Charlotte explained her husband is an antique and art dealer, “and is very artistic, so he brought a lot of elements into the design.”

The home is loaded with high-end details, such as transom windows in the great room above a cantilever, cedar soffit that acts as a light shelf. It breaks up the continuous volume of glass above and below, and holds square pot lights for down lighting, LED strip lights for up-glow, and hidden automated blinds.

This is also Chris’s design and the kind of element used by his favourite architect, Charles Stinson.

Window returns in the kitchen are tiled rather than dry-walled, so there are no worries about moisture; bathroom returns are mirrored; doors, jambs and trim are solid walnut; baseboards are flush-mounted in tile, drywall or concrete; and pocket doors are soft closure.

The home has two laundry rooms, one upstairs and another on the lowest level by the pool, where there is also a large media room with wet bar, microwave, wine fridge, dishwasher and drop ceiling, which hides LED lighting.

“LED is my favourite because it’s indirect, and provides a glow, a lovely ambience,” Chris said.

The home also has a wine cellar, gym, sleepover room for the daughters’ friends, a photography studio for Chris and a place the builder jokingly calls “the panic room.”

This soundproofed room-within-a-room is designed to muffle pool machinery on the basement level. It has a vibration isolation pad under the floor and sound-isolation channel all around, said Whitney.

Because the home is open concept and lacks visible supports, it is braced by a tremendous amount of steel. “We have huge steel I-beams throughout and seven sheer walls with one-inch rebar in some,” said Chris. “And we had all kinds of engineers working on this house — structural, envelope, civil, acoustic — and a marine biologist for storm-water issues.”

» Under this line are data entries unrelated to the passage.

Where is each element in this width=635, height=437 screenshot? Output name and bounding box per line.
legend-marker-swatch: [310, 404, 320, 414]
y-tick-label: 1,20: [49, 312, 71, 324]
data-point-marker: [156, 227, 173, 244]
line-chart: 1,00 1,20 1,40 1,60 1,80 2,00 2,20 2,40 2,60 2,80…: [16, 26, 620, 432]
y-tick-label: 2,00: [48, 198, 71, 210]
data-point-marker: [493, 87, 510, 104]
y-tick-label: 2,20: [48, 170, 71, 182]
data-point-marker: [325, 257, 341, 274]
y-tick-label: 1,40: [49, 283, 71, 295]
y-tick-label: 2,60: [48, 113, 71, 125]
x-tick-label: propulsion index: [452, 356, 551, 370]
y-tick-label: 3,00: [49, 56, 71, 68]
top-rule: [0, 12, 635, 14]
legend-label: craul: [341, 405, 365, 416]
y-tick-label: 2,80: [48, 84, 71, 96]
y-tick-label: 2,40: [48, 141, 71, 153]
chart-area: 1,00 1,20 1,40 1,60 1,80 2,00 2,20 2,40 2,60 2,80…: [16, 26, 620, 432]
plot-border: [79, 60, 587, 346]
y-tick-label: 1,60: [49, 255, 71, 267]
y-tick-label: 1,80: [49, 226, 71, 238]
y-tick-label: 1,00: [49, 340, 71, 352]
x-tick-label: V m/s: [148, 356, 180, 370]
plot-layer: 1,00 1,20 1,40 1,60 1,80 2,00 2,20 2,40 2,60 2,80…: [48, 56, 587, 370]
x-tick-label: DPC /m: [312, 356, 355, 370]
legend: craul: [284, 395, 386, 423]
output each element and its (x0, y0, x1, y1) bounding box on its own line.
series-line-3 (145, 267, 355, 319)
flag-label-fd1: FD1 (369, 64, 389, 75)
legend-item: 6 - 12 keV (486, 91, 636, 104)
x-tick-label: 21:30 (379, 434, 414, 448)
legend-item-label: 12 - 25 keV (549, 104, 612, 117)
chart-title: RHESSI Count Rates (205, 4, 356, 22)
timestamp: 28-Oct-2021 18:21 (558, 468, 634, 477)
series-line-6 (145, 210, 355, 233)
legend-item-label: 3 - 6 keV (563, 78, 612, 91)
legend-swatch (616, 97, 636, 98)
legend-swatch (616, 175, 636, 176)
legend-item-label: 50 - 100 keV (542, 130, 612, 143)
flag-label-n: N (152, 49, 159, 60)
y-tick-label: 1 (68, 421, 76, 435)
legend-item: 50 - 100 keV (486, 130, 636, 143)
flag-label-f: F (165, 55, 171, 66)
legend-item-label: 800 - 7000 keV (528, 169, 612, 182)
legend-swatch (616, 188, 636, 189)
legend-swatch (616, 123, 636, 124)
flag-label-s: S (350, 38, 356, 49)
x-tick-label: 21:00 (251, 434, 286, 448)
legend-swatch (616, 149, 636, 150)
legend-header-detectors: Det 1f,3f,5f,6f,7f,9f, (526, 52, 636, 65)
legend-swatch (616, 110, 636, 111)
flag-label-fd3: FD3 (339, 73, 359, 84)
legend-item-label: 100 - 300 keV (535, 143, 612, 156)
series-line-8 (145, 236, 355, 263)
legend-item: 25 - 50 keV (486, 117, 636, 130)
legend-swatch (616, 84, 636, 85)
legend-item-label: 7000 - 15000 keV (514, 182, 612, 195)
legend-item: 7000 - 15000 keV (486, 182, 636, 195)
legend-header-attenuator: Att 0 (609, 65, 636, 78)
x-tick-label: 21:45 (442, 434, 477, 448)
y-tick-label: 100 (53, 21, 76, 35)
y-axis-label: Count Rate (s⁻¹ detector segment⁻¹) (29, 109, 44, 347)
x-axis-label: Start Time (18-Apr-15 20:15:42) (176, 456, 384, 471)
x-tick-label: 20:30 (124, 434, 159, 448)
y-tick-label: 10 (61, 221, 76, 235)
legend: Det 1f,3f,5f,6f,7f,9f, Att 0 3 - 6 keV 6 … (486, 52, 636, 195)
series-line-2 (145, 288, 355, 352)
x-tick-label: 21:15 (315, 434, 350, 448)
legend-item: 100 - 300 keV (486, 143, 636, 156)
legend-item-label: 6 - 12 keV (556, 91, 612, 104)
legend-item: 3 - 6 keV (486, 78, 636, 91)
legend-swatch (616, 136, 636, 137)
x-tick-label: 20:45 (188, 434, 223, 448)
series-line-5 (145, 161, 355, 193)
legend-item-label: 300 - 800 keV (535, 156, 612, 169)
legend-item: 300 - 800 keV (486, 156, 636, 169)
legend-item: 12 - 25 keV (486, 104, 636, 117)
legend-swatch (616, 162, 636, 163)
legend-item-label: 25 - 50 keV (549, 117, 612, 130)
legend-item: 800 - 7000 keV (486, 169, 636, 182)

Architect Peter de Hoog noted it was a complicated project, but a pleasure to work on as the owners had strong, clear ideas about their home’s expression.

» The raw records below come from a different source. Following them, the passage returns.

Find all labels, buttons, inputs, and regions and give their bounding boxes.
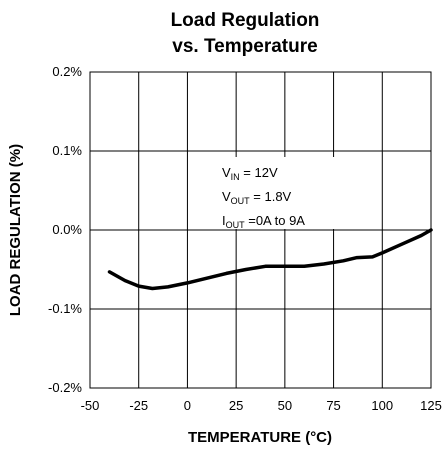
y-tick-label: -0.1% [48, 301, 82, 316]
x-tick-label: 125 [420, 398, 442, 413]
y-tick-label: 0.1% [52, 143, 82, 158]
annotation-line: VIN = 12V [222, 165, 278, 182]
annotation-line: IOUT =0A to 9A [222, 213, 305, 230]
x-tick-label: 50 [278, 398, 292, 413]
x-tick-label: 25 [229, 398, 243, 413]
x-axis-label: TEMPERATURE (°C) [188, 429, 332, 446]
y-tick-labels: 0.2% 0.1% 0.0% -0.1% -0.2% [48, 64, 82, 395]
x-tick-label: -25 [129, 398, 148, 413]
y-tick-label: 0.0% [52, 222, 82, 237]
grid [89, 71, 432, 389]
y-tick-label: 0.2% [52, 64, 82, 79]
x-tick-label: 100 [371, 398, 393, 413]
conditions-annotation: VIN = 12V VOUT = 1.8V IOUT =0A to 9A [222, 165, 305, 230]
chart-title-line-1: Load Regulation [171, 10, 320, 31]
x-tick-labels: -50 -25 0 25 50 75 100 125 [81, 398, 442, 413]
series-line [107, 228, 433, 291]
x-tick-label: -50 [81, 398, 100, 413]
y-tick-label: -0.2% [48, 380, 82, 395]
x-tick-label: 0 [184, 398, 191, 413]
chart-title-line-2: vs. Temperature [172, 36, 317, 57]
annotation-line: VOUT = 1.8V [222, 189, 292, 206]
annotation-box-bg [218, 157, 346, 229]
x-tick-label: 75 [326, 398, 340, 413]
y-axis-label: LOAD REGULATION (%) [7, 144, 24, 316]
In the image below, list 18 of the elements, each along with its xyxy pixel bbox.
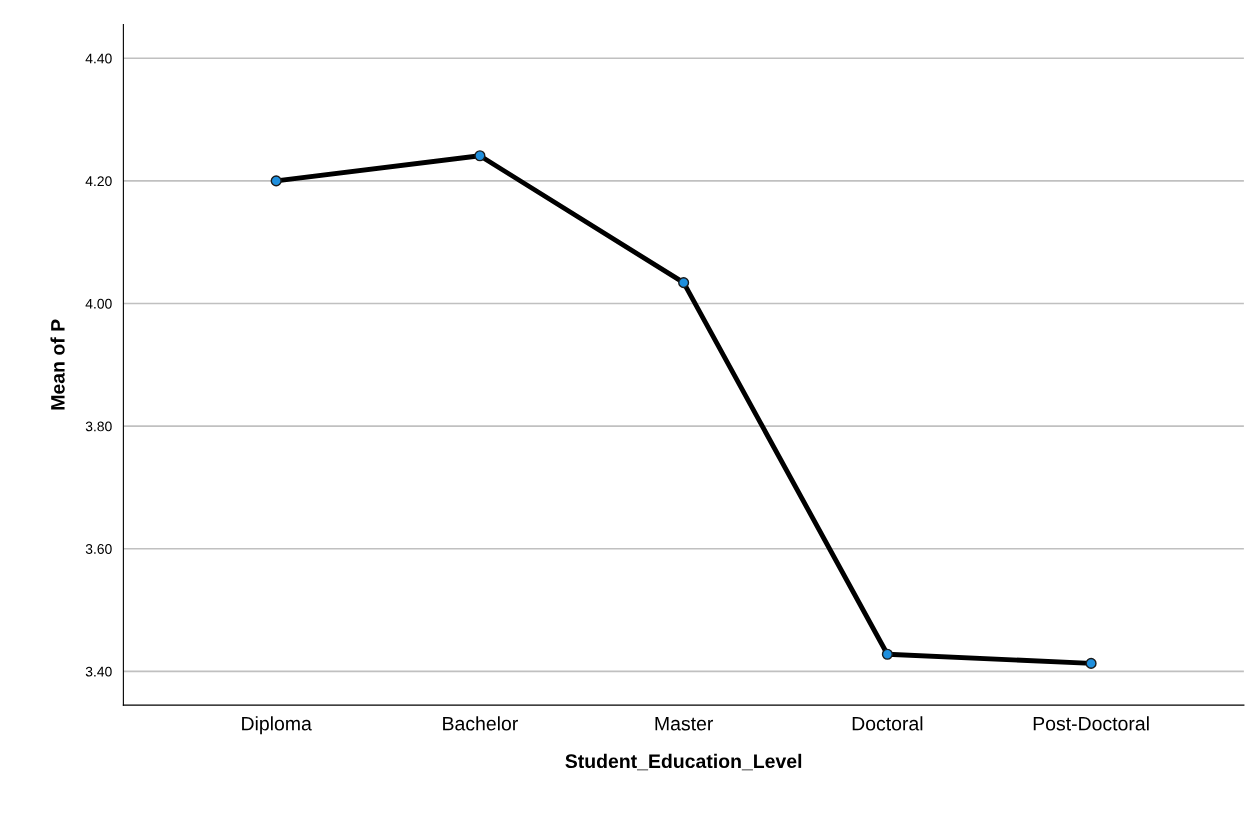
y-tick-label: 3.40	[85, 666, 112, 677]
y-tick-label: 4.20	[85, 176, 112, 187]
point	[678, 277, 690, 289]
point	[881, 648, 893, 660]
x-tick-label: Bachelor	[443, 716, 518, 731]
y-tick-label: 3.60	[85, 544, 112, 554]
y-tick-label: 4.40	[85, 53, 112, 64]
x-tick-label: Diploma	[242, 716, 312, 735]
y-tick-label: 4.00	[85, 298, 112, 309]
y-axis-title: Mean of P	[50, 319, 65, 410]
x-tick-label: Doctoral	[852, 716, 923, 731]
x-axis-title: Student_Education_Level	[565, 753, 802, 771]
x-tick-label: Master	[655, 716, 714, 731]
point	[474, 150, 486, 162]
x-tick-label: Post-Doctoral	[1033, 716, 1149, 731]
point	[270, 175, 282, 187]
y-tick-label: 3.80	[85, 421, 112, 432]
point	[1085, 657, 1097, 669]
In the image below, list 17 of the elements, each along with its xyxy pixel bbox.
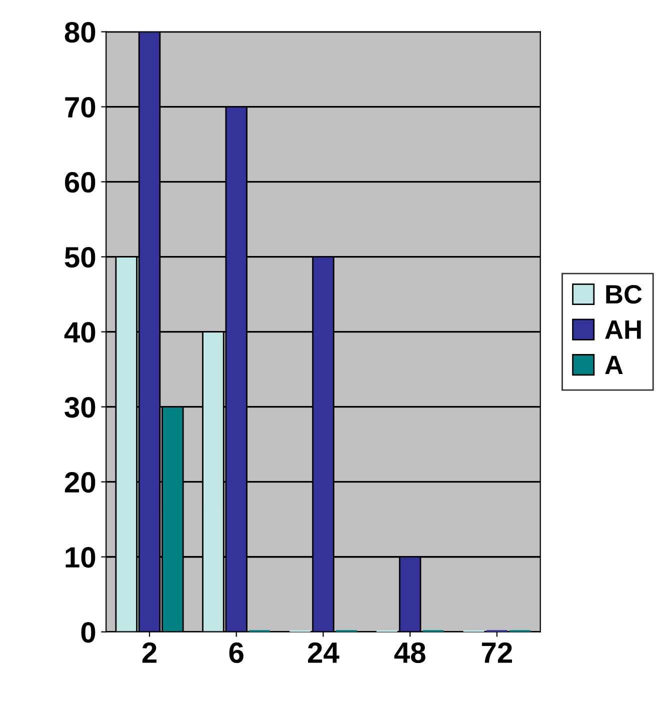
- x-tick-label: 48: [394, 642, 426, 664]
- legend-label: A: [605, 356, 623, 374]
- y-tick-label: 50: [64, 247, 96, 268]
- x-tick-label: 72: [482, 642, 512, 663]
- y-tick-label: 60: [64, 172, 96, 193]
- y-tick-label: 20: [64, 472, 96, 493]
- y-tick-label: 40: [64, 322, 96, 343]
- legend-label: BC: [606, 284, 642, 304]
- x-tick-label: 2: [142, 642, 156, 663]
- legend-label: AH: [605, 320, 641, 339]
- y-tick-label: 10: [66, 547, 96, 568]
- y-tick-label: 70: [65, 96, 96, 118]
- x-tick-label: 24: [308, 642, 340, 663]
- y-tick-label: 0: [81, 622, 96, 643]
- y-tick-label: 80: [64, 22, 96, 43]
- y-tick-label: 30: [64, 397, 96, 418]
- x-tick-label: 6: [229, 642, 244, 664]
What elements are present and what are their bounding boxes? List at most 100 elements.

“It ended up being fairly wide, to ensure all the rooms had views, and we had to deal with quite a bit of grade change from the street. The house is seen as two storeys from the road, and 2 1/2 from the water.”

He had to keep within exterior height limits and also conform to setback requirements regarding sea level rise.

The home covers 7,400 square feet, not counting the garage, yet it doesn’t look imposing, because of the strong horizontal elements and exterior overhangs, which provide not only a stylish look, but also shade when the sun is highest in the summer months.

“Architecture is always about getting light in and controlling it,” said de Hoog. “Obviously, you can add lots of windows, but too much heat or glare is a problem. You don’t want people having to wear sunglasses inside.”

Salon concert a fundraiser for Pacific Opera Victoria

What: Great Houses of Victoria Opera Event

Where: This exclusive private residence on Oak Bay waterfront

When: Sunday June 10 at 6 p.m.

Tickets: $500 per person. Contact Nicole at 250-382-1641 or nmalcolm@pov.bc.ca

This black-tie benefit for Pacific Opera Victoria features an intimate salon performance by violinist Mark Lupin and bass-baritone Tyler Fitzgerald, with accompanist Robert Holliston.

The evening will include gourmet cuisine prepared by chefs at Zambri’s, Charelli’s and the London Chef as well as fine wines, local spirits and a deluxe tasting with the Chocolate Project. A live auction includes highlights such as a Viking River Cruises package.